Molecular Mechanism of Biofilm Biosynthesis: How to Battle Infectious Bacteria?
A biofilm is an assemblage of surface-associated microbial cells enclosed by an extracellular polymeric matrix (Visick, Schembri et al. 2016). 80% of microbial infections are known to be mediated through biofilms (Coenye and Bjarnsholt 2016), though which actual component of a biofilm is responsible for a specific pathogenic mechanism remains elusive (Yildiz and Visick 2009). Studies have revealed that biofilm formation depends on specific structural genes including those involved in biosynthesis of extracellular or capsular polysaccharides (Yildiz and Visick 2009). The syp locus includes four genes encoding putative regulators, six genes encoding glycosyltransferases, two encoding export proteins, and six other genes encoding unidentified functional proteins related to biofilm formation and symbiotic colonization (Shibata, Yip et al. 2012). However, the associated proteins have not been sufficiently characterized, leaving the functions of these genes less than fully understood. Previous work has further identified a specific class of polysaccharide, designated polysaccharide intercellular adhesion (PIA) (Vuong, Voyich et al. 2004), to be involved in the adhesion process. Research has indicated PIA could be a type of poly-N-acetylglucosamine (PNAG) (Izano, Sadovskaya et al. 2007), which is produced in accompaniment to biofilm formation in extensively pathogenic bacteria including Staphylococcus aureus, Escherichia coli, Bordetella pertussis, Bordetella parapertussis, Yersinia pestis, Aggregatibacter actinomycetemcomitans, and Staphylococcus epidermidis (Kaplan et al. 2004; Erickson et al. 2008; Hinnebusch and Erickson 2008; Itoh et al. 2008; Choi et al. 2009). Thus, it may be possible to develop a universal therapeutic strategy against this school of bacteria by targeting PNAG (Cerca et al. 2007).
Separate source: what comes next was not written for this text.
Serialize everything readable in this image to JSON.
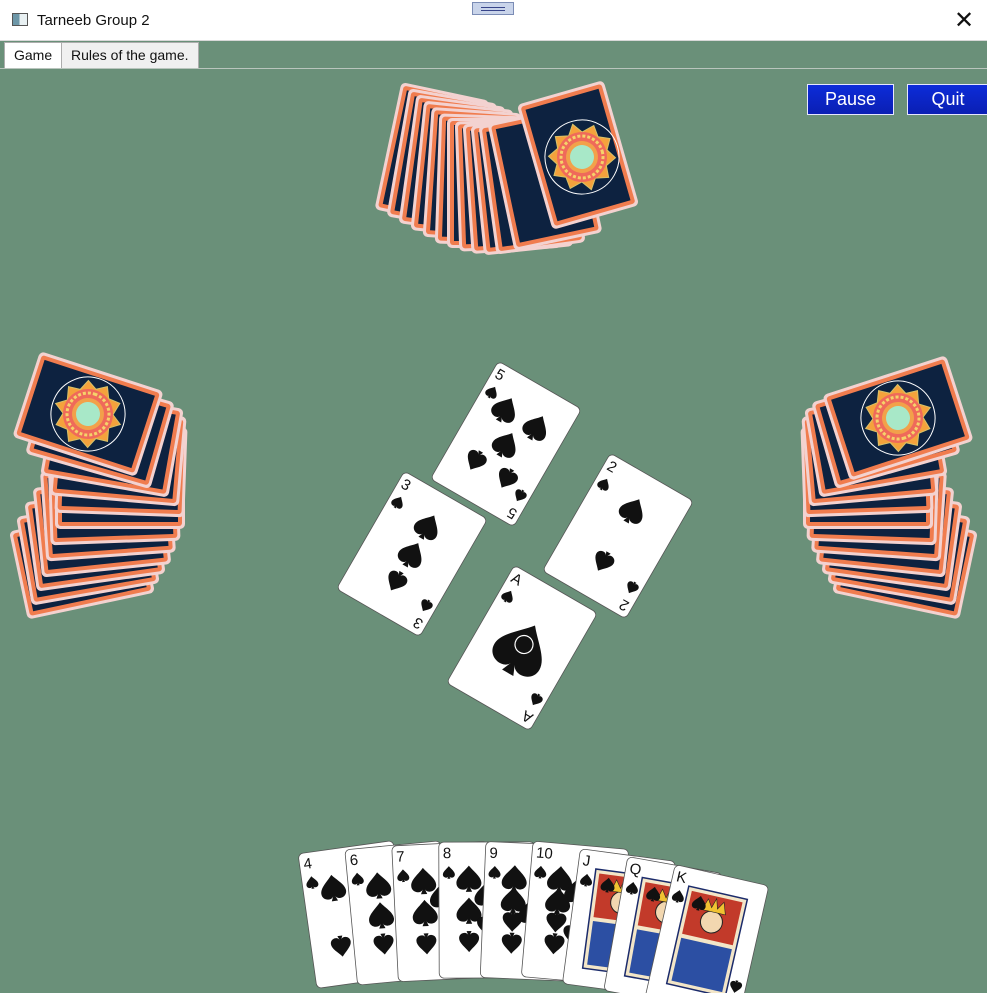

Studies have also shown that purified PNAG can elicit protective immunity against coagulase-negative staphylococci, suggesting its potential as a broadly protective vaccine for staphylococci (Maira-Litran et al. 2004). Immunization-induced polyclonal animal antisera and monoclonal antibodies specific to either capsular polysaccharide or PNAG antigens also have excellent in vitro opsonic killing activity in human blood (Skurnik et al. 2010). These results support that polysaccharide components are crucial to pathogenesis.
Building on these findings, the main objective of this research is to address the biosynthesis machinery of polysaccharides related to pathogenic biofilm formation, with an emphasis on biophysically characterizing transmembrane glycosyltransferases involved in polysaccharide synthesis. Ultimately, this work is anticipated to develop strategies to regulate pathogenic biofilm formation, including discovery of glycosyltransferase inhibitors and therapeutic antibodies that target these superficial polysaccharides and related proteins/enzymes as well.